Il reste une légende. « Il n’y a pas un seul athlète de ma génération qui n’ait été inspiré par Roger et ses exploits sur et en dehors de la piste », avait twitté le jour de sa mort, le 3 mars 2018, Sebastian Coe, président de la Fédération internationale d’athlétisme.

En guise de clin d’œil, une équipe de chercheurs australiens et canadiens a voulu en savoir plus sur ces coureurs d’élite. Elle a exploré les dossiers des 200 premières personnes à avoir couru le mile en moins de 4 minutes. Tous étaient des hommes, nés entre 1928 et 1955 ; 60 étaient morts (30 %) et 140 étaient encore en vie.

Conclusion de l’étude parue le 9 mai dans le British Journal of Sports Medicine : ces athlètes ont vécu en moyenne 4,7 ans plus vieux que la population générale. « Nous savons que les athlètes d’élite ont un cœur plus gros en raison de leur capacité aérobie soutenue et certains pensaient que cela pourrait affecter leur santé et leur longévité, mais nous avons constaté le contraire », souligne le cardiologue du sport australien Andre La Gerche, qui a participé à ce travail.

Combiné endurance et renforcement musculaire

« Cette étude confirme que le sport de haut niveau ne nuit pas à l’espérance de vie, bien au contraire, et cela quel que soit le type d’activité, même dans le cas d’un sport intense comme le demi-fond », explique Romuald Lepers, professeur de physiologie (Inserm, CAPS, université de Bourgogne).
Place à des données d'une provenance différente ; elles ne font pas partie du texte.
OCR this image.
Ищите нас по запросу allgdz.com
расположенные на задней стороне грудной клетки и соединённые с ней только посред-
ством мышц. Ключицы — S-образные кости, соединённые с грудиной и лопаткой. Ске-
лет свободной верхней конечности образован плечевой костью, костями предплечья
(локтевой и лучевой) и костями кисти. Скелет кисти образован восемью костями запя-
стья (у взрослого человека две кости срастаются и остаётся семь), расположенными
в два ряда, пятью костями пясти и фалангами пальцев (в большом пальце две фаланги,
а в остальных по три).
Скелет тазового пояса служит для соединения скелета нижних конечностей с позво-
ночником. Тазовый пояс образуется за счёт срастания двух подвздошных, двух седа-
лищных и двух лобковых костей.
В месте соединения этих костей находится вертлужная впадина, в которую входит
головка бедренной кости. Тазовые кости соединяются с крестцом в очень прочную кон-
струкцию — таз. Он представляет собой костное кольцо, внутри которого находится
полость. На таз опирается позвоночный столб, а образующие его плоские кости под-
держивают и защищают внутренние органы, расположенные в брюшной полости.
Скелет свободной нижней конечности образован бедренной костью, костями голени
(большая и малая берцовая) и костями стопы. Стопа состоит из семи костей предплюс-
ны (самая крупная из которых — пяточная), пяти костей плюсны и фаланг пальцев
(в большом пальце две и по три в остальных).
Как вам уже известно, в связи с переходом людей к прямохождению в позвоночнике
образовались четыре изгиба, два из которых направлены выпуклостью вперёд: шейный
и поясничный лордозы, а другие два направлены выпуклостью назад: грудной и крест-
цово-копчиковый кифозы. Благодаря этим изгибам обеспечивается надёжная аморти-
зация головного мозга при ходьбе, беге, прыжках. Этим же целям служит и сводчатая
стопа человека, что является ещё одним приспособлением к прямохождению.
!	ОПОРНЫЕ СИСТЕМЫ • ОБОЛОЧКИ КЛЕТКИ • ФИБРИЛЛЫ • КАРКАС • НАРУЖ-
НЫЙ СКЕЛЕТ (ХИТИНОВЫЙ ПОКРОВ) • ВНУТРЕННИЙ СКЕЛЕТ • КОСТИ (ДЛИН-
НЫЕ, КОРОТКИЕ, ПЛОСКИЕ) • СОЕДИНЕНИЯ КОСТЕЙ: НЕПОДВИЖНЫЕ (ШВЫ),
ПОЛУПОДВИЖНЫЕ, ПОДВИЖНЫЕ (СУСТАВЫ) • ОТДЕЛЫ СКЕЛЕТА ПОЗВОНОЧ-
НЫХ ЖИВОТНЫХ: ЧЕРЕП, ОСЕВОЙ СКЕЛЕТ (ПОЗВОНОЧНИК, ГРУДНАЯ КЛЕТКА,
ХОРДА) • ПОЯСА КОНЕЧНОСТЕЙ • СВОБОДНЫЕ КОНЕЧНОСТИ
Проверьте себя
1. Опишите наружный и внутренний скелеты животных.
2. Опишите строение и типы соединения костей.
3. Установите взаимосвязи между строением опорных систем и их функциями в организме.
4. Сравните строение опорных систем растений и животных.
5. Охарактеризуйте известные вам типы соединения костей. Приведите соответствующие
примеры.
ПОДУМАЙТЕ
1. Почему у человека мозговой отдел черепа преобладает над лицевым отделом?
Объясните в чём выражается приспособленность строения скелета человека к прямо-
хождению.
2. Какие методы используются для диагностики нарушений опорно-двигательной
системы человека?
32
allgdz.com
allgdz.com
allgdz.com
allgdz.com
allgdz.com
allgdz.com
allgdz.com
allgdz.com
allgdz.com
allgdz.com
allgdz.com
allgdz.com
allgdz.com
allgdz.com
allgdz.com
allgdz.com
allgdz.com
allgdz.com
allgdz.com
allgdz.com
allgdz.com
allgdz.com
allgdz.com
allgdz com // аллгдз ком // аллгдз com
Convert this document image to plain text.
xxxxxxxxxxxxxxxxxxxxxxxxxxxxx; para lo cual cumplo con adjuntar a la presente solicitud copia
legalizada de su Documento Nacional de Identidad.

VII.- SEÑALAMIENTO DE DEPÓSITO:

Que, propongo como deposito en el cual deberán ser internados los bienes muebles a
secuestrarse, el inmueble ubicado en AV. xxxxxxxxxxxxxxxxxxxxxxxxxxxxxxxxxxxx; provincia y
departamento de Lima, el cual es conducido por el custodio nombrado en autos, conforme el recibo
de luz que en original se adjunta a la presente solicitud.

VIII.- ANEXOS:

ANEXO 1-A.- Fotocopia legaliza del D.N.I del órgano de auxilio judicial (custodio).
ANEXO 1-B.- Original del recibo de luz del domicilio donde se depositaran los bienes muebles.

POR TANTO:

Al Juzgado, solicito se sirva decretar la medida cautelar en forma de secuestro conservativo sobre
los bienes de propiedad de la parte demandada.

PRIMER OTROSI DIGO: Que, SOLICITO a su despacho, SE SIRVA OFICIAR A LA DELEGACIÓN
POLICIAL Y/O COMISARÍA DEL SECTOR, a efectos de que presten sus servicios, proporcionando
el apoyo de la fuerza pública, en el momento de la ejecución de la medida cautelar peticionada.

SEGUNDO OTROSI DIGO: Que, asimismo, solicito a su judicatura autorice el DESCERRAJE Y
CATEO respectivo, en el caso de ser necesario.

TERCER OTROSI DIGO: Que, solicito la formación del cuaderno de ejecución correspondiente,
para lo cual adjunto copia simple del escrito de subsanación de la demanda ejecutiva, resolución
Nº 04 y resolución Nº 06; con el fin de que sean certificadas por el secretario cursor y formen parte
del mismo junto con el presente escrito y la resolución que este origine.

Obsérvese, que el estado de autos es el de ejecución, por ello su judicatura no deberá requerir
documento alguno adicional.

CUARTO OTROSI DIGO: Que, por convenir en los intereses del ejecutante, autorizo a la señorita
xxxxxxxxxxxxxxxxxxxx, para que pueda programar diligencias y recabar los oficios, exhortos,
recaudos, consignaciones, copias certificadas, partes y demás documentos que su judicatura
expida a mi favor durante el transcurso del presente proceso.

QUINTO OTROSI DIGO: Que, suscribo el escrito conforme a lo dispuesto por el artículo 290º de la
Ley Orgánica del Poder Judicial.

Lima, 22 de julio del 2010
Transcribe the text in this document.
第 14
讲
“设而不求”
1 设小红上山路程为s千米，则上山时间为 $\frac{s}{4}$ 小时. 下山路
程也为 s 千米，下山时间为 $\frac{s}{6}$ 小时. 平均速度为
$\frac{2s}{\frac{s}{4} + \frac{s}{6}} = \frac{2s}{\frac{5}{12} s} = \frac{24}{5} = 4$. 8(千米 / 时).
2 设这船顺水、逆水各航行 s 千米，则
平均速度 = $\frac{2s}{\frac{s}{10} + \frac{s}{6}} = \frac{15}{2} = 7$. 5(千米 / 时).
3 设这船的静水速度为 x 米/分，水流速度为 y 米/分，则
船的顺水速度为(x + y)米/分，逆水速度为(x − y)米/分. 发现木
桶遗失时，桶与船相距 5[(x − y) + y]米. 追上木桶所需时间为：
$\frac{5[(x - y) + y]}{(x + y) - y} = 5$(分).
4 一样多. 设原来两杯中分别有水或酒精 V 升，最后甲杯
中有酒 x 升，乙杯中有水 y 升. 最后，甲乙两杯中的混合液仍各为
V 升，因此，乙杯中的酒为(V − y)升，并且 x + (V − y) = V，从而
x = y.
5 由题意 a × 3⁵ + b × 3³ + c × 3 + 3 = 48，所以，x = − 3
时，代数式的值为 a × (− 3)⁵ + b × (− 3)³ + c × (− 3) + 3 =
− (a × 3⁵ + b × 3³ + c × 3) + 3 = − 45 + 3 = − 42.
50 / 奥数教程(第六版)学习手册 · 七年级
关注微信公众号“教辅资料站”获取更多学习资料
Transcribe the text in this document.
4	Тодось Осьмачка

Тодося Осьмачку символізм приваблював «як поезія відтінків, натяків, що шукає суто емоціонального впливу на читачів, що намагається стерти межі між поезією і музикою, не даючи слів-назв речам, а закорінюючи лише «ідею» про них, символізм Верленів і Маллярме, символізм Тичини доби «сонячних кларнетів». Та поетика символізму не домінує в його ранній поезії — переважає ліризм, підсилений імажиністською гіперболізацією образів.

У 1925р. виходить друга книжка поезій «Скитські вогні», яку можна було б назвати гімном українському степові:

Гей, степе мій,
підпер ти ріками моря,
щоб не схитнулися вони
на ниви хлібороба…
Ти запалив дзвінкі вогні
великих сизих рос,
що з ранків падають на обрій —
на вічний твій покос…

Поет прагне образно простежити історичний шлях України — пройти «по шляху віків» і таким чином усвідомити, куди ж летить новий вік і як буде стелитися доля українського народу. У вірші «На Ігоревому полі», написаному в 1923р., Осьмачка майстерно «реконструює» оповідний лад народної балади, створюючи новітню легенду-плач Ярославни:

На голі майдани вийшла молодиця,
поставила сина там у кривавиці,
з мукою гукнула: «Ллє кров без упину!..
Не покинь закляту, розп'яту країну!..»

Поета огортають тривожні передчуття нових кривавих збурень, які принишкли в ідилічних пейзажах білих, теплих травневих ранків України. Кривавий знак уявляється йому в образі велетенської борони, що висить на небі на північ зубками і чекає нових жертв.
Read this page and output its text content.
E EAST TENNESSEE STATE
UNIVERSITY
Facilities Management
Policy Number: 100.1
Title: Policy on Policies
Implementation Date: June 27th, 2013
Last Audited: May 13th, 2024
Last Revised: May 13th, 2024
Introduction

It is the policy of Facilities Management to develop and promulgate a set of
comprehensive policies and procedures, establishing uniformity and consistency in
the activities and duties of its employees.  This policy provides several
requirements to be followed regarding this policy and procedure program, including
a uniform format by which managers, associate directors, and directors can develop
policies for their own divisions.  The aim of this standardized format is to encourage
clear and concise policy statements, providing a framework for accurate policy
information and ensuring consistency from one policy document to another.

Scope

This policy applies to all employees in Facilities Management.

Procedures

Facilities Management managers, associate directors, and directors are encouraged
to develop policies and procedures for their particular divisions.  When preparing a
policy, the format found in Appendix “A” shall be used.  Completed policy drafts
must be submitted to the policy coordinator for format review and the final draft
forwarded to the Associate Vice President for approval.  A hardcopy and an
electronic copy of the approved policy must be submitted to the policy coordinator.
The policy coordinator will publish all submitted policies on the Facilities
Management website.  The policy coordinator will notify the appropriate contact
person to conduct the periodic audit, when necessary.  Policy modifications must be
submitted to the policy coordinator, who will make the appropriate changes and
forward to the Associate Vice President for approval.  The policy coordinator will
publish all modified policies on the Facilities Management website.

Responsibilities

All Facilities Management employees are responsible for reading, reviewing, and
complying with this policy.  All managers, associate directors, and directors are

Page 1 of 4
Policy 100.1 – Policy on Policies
Il juge l’étude « intéressante », même si ses résultats ne sont pas surprenants. « Cela avait été déjà montré pour des anciens cyclistes du Tour de France ou des anciens sportifs ayant fait les Jeux olympiques. » Une interrogation, toutefois, selon le chercheur, « on ne sait pas ce qu’ont fait ces athlètes pendant leur retraite sportive ».

A partir de 35-40 ans, les capacités physiques commencent à diminuer. L’activité physique permet cependant de limiter la baisse des capacités cardio-respiratoires comme la consommation maximale d’oxygène (VO2max) et la perte de force musculaire (sarcopénie), qui s’accélère après 60 ans. « Les conséquences de la sarcopénie vont au-delà de la simple perte de force : il s’agit surtout d’une diminution des capacités fonctionnelles, avec un risque accru de chutes et, à terme, une baisse (voire une perte) de l’autonomie », indique le site Bretagne sport santé.